Enfin une véritable volonté politique

Vendredi dernier, la juge Hélène Bédard, du Tribunal administratif du travail, a sommé les infirmières d’accepter sans condition de faire des heures supplémentaires obligatoires le 8 avril. La Fédération interprofessionnelle de la santé du Québec (FIQ) avait décrété ce lundi « journée nationale » sans heures supplémentaires obligatoires. Or cette défaite n’en est pas une.

D’une part, dans sa décision, la juge reconnaît que les heures supplémentaires obligatoires devraient être acceptées « lors de situations urgentes et exceptionnelles ». De toute manière, les infirmières sont soumises à un code de déontologie qui leur défend d’abandonner un patient qui a besoin de soins. D’autre part, la FIQ avait demandé aux gestionnaires du réseau de la santé de préparer des horaires sans heures supplémentaires obligatoires, et c’est exactement ce qu’ils ont fait. Nous ne savons pas si c’est au prix d’un certain ralentissement des activités, notamment en ce qui a trait aux chirurgies électives. Mais les gestionnaires ont démontré qu’ils pouvaient y arriver. Cela représente, aux yeux de la FIQ, une éloquente admission de leur part.

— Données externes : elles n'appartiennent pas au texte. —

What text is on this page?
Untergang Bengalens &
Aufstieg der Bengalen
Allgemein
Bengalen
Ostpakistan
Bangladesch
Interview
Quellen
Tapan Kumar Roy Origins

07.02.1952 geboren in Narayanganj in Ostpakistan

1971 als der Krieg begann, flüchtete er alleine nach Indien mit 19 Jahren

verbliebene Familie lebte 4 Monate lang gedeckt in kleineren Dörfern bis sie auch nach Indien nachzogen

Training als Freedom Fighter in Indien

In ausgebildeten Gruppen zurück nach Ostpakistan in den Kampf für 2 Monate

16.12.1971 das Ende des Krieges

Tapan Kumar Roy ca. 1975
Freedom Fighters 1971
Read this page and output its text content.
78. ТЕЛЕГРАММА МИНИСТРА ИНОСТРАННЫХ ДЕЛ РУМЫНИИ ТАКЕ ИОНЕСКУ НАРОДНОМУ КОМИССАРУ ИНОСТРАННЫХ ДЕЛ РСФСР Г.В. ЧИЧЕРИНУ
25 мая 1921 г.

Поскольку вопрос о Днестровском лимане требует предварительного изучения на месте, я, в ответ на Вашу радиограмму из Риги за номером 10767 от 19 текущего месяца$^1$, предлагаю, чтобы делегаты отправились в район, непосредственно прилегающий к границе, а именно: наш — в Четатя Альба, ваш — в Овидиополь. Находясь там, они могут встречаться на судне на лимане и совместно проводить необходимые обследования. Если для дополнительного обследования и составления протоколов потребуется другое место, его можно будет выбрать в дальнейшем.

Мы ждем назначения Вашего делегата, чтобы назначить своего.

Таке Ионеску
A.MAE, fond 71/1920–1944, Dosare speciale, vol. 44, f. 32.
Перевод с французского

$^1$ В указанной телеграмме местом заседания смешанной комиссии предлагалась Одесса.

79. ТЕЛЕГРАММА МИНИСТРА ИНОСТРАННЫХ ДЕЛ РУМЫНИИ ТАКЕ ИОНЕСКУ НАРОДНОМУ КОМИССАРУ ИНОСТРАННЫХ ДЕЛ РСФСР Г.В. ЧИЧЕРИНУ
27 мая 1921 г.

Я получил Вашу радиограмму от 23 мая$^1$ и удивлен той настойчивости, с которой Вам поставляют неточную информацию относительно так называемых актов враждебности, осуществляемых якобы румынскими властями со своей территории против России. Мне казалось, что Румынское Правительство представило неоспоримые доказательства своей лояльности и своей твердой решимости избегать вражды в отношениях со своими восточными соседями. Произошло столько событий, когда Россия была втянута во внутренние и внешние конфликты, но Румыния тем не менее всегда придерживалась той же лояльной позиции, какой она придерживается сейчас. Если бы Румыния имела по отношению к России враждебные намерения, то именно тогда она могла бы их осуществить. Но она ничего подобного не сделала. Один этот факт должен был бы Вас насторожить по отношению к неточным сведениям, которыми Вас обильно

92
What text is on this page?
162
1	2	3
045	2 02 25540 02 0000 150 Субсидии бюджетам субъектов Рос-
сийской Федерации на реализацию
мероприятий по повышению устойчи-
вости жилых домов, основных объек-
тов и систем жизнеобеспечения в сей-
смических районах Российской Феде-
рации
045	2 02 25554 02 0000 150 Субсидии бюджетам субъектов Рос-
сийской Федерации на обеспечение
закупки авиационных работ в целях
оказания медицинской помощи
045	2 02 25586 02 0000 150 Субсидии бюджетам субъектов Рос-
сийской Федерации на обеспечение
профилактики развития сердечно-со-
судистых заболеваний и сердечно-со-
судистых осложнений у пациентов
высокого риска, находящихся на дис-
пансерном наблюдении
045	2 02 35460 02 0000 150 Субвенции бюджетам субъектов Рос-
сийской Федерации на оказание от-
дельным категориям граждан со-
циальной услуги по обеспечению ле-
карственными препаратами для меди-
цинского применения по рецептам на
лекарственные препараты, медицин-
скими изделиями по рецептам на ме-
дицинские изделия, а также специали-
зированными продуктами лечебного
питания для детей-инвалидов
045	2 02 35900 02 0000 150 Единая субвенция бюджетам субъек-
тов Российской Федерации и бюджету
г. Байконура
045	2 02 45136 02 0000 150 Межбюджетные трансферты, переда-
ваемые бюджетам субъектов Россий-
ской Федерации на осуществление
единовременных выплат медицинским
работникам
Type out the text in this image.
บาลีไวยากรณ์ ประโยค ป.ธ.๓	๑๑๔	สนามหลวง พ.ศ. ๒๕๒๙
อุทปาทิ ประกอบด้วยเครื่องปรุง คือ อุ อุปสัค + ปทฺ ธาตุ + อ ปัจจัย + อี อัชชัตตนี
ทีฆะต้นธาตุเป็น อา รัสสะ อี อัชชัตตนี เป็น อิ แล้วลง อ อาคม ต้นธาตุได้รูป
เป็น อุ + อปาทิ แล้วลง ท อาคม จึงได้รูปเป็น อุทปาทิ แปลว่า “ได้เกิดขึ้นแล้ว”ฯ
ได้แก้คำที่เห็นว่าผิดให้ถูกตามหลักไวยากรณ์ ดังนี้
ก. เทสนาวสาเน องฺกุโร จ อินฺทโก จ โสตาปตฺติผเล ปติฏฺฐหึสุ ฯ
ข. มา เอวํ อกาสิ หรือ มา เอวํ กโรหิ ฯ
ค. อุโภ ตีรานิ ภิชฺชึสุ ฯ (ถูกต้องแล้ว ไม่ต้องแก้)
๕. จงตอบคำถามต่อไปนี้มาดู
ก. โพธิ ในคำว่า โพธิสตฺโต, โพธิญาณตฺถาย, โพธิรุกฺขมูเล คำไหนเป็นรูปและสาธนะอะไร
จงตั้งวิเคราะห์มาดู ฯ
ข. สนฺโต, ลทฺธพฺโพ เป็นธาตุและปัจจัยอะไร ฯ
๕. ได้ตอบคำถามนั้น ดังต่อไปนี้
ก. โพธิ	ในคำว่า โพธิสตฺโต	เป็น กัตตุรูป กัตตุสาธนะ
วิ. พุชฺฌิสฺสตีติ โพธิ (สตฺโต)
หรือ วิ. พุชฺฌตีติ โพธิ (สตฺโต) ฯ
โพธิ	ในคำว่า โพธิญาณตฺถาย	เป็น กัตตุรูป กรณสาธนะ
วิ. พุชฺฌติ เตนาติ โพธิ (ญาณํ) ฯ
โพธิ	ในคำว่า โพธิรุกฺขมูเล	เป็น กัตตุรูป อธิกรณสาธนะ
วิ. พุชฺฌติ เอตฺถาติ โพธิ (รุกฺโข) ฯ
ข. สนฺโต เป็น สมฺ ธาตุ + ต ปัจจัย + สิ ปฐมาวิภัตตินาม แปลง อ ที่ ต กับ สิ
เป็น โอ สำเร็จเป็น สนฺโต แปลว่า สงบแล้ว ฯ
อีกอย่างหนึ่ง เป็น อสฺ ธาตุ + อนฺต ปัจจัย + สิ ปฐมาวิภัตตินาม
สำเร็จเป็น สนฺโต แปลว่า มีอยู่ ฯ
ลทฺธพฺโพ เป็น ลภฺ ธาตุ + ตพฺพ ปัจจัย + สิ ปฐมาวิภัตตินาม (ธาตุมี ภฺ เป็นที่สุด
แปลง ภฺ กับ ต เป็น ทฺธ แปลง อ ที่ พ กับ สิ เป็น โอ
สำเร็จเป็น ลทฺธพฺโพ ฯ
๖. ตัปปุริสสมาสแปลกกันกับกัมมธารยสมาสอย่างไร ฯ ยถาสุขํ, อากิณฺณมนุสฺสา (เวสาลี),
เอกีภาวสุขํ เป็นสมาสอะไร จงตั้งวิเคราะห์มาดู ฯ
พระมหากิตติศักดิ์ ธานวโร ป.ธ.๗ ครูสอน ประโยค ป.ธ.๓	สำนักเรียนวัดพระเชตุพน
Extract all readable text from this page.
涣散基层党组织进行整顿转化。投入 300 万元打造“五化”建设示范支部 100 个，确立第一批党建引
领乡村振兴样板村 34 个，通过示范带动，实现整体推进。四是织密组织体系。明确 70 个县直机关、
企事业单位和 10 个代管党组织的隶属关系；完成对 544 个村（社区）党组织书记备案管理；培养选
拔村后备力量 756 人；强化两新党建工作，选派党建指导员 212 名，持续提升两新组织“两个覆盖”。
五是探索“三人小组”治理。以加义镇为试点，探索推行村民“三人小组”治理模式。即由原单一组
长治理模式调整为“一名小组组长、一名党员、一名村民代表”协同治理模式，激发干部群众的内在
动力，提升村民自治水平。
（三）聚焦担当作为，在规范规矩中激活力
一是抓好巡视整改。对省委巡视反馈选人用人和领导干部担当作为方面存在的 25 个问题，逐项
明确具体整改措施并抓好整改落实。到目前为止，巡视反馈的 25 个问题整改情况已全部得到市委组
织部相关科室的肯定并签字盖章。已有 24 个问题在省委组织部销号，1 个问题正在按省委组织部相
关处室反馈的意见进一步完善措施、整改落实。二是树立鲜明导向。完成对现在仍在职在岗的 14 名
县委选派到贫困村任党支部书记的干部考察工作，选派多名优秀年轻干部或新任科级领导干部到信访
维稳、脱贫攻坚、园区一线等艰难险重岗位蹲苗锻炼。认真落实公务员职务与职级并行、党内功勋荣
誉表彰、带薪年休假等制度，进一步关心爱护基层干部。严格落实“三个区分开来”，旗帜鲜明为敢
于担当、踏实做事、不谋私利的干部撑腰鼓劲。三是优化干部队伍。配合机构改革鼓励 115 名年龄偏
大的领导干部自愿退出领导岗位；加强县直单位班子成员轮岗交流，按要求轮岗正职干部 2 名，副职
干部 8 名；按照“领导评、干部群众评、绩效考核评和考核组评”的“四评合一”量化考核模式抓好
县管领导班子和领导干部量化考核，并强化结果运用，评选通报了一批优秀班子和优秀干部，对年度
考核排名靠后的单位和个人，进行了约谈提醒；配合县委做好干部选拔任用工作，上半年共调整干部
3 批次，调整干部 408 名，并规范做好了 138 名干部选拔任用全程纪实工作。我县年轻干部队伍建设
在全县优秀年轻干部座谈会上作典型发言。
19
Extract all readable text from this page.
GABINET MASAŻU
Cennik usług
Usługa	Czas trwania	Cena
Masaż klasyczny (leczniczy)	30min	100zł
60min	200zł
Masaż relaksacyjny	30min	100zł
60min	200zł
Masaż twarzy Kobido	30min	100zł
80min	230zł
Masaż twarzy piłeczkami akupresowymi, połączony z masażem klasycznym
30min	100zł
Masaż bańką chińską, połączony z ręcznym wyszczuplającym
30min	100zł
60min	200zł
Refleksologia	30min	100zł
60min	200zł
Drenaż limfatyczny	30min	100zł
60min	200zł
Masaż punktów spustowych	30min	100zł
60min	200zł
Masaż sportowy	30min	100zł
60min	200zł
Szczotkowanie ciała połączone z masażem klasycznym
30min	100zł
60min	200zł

Au fil du temps, les heures supplémentaires obligatoires sont devenues un mode de gestion courant dans le réseau de la santé. Mais cet expédient a plusieurs effets pervers. Nombre d’infirmières refusent des postes à temps plein parce qu’à temps partiel, elles peuvent éviter l’obligation de faire des heures supplémentaires, d’autant que, souvent, les postes offerts ne sont pas assignés à des unités de soin précises et ne comportent pas de plages horaires stables. La surcharge de travail, causée par des ratios infirmières-patients trop élevés, a des conséquences néfastes sur l’assiduité et elle pousse les professionnelles à prendre leur retraite plus tôt. C’est un cercle vicieux qui creuse la pénurie de main-d’oeuvre.

De plus, la réforme centralisatrice de Gaétan Barrette a aggravé la situation en éliminant des cadres qui s’occupaient de l’organisation de travail dans chacun des établissements, déshumanisant encore plus le milieu de travail.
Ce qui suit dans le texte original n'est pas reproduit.